ArmInfo.The reduction of rates in large developed economies is gradually opening the way for developing countries to attract foreign capital. This is stated in the Macro Review of the Eurasian Development Bank (EDB) published today.
It is noted that due to high rates, the markets have been effectively closed to developing economies over the past 2-3 years (it was simply too expensive to attract). Kazakhstan was the pioneer. In early October 2024, it successfully placed dollar bonds in the amount of $1.5 billion for a period of 10 years with a coupon rate of 4.714%. This figure is practically at the lower limit of the yields of dollar 10-year government bonds of developing economies. This indicates increased interest and investor confidence in the economy of Kazakhstan.
<Within the framework of our baseline scenario, some slowdown in the growth of large global economies is expected. This will result in a somewhat smaller increase in demand for raw materials, which may affect commodity prices and, consequently, export revenues of the countries in the EDB region of operations.
However, the negative effect of the decline in revenues from foreign trade in raw materials may be partially offset, as the export positions of the Bank's member countries are becoming increasingly diversified, and stable demand for strategic goods continues to support foreign trade," the Macro Review says.

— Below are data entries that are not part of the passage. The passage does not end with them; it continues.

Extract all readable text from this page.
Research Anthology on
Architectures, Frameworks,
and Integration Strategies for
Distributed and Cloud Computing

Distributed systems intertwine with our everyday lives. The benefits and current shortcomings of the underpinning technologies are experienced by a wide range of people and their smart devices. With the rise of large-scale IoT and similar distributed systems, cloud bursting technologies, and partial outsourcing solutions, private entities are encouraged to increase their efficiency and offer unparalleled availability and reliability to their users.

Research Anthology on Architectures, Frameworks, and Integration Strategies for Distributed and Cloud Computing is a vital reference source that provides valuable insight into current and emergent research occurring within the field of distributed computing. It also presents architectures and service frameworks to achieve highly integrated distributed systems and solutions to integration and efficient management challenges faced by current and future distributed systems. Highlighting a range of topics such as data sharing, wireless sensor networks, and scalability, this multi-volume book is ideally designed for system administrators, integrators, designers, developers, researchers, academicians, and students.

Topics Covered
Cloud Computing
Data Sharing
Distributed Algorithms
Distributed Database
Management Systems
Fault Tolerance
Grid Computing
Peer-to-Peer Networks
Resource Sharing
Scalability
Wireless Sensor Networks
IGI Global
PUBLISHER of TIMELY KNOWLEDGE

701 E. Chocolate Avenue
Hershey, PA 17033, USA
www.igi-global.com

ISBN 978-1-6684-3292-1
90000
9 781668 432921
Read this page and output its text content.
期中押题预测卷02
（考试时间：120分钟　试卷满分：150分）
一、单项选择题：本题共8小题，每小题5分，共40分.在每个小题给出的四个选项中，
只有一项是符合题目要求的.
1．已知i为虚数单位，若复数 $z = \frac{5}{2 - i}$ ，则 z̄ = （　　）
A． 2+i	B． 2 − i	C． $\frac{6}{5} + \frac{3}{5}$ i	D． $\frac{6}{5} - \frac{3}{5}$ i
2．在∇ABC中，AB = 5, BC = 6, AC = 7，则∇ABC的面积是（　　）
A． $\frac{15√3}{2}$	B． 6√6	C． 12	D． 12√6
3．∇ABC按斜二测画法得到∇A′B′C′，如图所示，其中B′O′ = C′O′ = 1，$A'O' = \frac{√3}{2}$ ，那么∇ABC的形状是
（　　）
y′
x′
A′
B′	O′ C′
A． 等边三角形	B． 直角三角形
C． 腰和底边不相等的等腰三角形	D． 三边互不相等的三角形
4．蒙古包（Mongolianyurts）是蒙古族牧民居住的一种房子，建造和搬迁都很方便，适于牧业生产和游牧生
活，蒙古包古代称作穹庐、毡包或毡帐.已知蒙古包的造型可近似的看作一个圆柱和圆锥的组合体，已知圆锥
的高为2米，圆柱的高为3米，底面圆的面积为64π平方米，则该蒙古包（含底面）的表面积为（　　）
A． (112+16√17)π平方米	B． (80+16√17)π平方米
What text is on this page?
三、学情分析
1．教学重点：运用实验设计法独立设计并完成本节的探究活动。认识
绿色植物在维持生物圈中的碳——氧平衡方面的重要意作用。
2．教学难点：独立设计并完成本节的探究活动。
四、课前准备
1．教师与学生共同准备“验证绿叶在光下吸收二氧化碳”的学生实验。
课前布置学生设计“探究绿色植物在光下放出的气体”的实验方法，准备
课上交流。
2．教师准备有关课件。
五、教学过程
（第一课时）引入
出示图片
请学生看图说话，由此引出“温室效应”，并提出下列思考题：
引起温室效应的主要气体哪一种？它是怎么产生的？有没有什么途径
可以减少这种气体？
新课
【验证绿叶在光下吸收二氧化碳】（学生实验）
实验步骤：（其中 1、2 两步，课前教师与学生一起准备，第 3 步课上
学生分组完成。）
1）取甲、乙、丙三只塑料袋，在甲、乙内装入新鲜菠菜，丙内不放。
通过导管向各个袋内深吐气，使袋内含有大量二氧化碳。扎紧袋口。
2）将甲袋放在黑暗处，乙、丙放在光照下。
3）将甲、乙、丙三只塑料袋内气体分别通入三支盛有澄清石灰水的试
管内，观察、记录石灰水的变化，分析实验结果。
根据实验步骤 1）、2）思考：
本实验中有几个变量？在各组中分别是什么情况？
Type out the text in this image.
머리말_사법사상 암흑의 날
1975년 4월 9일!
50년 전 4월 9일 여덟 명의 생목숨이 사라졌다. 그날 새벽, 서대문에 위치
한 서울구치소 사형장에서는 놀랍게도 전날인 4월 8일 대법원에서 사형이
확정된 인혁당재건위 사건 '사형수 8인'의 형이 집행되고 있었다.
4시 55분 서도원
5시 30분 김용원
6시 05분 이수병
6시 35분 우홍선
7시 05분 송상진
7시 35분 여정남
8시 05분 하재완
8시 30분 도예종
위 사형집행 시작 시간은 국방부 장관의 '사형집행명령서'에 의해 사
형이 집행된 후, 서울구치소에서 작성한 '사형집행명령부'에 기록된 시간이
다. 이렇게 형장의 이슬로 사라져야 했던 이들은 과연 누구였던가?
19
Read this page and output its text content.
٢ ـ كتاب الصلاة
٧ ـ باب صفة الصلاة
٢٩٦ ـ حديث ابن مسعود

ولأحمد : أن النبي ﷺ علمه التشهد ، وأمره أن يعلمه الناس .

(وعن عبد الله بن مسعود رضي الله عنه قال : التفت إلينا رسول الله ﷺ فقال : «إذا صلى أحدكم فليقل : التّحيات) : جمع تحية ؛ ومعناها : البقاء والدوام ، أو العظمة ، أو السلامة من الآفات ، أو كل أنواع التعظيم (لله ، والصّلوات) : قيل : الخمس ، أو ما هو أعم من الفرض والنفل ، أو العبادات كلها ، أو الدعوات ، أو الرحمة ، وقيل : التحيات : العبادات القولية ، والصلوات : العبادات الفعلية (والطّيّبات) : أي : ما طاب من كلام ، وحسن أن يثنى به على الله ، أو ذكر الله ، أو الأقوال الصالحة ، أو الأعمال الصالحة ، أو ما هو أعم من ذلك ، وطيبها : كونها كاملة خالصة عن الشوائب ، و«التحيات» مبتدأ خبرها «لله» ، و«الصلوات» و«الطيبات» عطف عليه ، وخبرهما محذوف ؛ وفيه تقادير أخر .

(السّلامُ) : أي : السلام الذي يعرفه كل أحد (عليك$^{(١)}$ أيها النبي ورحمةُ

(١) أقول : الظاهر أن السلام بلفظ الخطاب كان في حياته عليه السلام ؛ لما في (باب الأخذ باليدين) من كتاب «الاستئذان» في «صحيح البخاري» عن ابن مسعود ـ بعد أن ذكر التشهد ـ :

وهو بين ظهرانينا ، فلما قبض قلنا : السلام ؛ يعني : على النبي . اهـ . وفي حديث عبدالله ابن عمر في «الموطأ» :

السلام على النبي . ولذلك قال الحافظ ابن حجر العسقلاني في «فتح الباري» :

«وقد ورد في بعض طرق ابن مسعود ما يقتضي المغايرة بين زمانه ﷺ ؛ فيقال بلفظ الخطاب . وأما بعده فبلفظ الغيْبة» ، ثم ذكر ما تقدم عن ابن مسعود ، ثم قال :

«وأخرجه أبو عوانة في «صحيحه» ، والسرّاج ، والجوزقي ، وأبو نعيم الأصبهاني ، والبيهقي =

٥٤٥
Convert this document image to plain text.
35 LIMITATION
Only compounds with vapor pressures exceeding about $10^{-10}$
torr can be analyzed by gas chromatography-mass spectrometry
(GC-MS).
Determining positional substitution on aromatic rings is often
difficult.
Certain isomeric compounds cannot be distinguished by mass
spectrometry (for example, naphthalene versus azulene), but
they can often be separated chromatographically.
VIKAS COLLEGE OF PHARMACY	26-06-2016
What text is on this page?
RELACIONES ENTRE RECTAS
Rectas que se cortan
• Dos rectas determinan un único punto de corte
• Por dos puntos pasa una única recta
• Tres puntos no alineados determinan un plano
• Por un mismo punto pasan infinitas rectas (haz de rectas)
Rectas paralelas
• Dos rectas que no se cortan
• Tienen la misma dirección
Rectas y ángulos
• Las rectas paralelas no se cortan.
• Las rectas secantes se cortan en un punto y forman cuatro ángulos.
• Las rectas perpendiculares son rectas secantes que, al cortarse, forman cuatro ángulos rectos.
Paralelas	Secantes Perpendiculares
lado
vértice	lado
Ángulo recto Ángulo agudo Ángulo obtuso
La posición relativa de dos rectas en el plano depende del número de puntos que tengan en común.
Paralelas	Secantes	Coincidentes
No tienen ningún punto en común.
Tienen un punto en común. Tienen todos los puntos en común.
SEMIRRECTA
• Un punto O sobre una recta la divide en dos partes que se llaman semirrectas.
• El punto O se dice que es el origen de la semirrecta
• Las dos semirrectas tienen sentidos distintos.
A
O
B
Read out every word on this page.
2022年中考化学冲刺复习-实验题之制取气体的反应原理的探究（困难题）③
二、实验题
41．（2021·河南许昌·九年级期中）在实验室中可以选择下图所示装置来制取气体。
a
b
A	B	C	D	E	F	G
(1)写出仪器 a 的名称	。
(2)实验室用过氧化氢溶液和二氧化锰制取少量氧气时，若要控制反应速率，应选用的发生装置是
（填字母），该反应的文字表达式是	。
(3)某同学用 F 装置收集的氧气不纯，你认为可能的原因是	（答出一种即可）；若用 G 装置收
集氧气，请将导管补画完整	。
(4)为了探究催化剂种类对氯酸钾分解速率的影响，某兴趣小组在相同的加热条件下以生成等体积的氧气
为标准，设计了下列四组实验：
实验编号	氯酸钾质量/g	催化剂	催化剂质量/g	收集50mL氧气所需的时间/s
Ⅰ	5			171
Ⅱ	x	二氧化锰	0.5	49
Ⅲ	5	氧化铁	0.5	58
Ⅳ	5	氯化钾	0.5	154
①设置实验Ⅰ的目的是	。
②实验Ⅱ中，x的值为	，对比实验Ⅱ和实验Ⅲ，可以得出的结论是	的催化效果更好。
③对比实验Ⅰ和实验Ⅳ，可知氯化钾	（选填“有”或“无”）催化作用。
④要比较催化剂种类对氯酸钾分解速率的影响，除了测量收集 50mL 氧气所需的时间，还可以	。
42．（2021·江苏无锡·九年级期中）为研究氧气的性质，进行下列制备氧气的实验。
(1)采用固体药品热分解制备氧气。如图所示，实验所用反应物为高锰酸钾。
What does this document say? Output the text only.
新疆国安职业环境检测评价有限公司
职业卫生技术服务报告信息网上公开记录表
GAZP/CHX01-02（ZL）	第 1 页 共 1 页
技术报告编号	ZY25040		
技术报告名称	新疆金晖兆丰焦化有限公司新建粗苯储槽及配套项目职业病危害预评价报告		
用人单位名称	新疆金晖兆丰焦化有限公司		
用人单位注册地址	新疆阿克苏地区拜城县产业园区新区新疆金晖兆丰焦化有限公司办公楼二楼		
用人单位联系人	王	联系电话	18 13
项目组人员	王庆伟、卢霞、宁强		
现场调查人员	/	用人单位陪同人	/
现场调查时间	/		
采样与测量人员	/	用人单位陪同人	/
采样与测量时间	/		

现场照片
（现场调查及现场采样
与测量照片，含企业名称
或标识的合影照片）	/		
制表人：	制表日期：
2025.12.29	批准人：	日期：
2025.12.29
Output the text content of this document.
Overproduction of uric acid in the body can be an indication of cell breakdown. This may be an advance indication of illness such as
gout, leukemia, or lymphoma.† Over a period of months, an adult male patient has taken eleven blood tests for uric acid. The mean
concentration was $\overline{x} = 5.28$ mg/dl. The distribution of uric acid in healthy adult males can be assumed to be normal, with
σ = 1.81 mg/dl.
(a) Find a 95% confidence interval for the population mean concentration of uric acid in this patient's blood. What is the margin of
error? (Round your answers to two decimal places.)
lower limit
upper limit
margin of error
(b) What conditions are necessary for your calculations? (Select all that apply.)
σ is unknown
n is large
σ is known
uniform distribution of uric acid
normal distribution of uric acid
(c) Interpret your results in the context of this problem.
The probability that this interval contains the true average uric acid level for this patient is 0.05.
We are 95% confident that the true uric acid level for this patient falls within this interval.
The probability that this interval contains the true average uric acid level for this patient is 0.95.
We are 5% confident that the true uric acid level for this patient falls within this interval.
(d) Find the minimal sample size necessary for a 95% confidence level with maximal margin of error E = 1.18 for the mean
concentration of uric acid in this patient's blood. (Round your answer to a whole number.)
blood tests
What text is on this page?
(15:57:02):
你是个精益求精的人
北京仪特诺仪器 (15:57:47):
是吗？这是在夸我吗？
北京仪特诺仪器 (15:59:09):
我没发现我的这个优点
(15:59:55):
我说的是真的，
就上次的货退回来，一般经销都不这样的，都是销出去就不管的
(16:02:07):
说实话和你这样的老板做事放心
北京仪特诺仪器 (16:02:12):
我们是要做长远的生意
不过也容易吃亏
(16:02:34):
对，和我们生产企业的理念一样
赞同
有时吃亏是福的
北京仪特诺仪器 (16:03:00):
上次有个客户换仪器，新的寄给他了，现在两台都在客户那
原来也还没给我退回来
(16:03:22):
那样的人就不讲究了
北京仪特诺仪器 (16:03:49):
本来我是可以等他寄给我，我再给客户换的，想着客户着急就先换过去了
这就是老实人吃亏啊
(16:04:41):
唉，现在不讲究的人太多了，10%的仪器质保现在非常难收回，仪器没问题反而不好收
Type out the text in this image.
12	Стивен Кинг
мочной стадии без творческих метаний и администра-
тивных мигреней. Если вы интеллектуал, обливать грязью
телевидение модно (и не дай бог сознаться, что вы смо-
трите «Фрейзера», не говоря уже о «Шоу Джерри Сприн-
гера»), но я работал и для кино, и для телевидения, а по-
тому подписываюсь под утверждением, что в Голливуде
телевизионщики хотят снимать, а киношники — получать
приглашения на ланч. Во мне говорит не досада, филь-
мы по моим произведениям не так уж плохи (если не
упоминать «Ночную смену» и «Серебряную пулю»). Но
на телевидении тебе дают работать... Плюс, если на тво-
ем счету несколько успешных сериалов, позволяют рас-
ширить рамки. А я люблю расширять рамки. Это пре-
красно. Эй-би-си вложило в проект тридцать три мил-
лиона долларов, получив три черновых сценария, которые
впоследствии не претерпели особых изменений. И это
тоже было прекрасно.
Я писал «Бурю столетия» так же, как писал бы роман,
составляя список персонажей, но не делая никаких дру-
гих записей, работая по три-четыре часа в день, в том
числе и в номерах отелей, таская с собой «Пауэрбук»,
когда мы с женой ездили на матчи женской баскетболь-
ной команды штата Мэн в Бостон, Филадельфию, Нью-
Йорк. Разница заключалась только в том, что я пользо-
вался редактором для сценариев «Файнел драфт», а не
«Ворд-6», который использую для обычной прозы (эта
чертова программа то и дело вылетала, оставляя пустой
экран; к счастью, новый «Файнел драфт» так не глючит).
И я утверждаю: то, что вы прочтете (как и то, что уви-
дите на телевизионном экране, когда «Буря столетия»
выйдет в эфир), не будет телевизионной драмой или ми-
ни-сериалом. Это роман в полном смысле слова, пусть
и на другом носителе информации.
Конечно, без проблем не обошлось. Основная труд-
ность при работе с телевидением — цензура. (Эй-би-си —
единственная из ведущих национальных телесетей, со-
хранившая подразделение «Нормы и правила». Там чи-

According to the Bank's analysts, the dynamics of economic activity in the world have not changed significantly in recent months. The GDP growth rate remains high in the US, low in Europe, and is slowing down in China. The most important macroeconomic news over the past two months has been the Fed's interest rate cut, the ECB's continued rate cuts, and the easing of monetary policy1 by the People's Bank of China. However, the expectations of EDB analysts are more conservative.
<Rate cut cycles will be shorter than what markets are currently expecting. We believe that the Fed's and ECB's decisions to begin rate cuts in the context of inflation that is not fully under control are dictated by the desire to reduce the risks of recession and reduce the debt servicing burden for budgets and businesses>, the Review says.
The slowdown in the growth of major global economies will result in somewhat lower growth in demand for raw materials, which may affect commodity prices and, consequently, export revenues of the countries in the EDB region of operations. However, the negative effect of the decline in revenues from foreign trade in raw materials may be partially offset, as the export positions of the Bank's member countries are becoming increasingly diversified, and stable demand for strategic goods continues to support foreign trade.
The <Macroeconomic Review> is a regular publication of the EDB, which presents an operational snapshot of the macroeconomic situation in the Bank's member countries and provides assessments of its development in the short term. The review covers Armenia, Belarus, Kazakhstan, Kyrgyzstan, Russia and Tajikistan.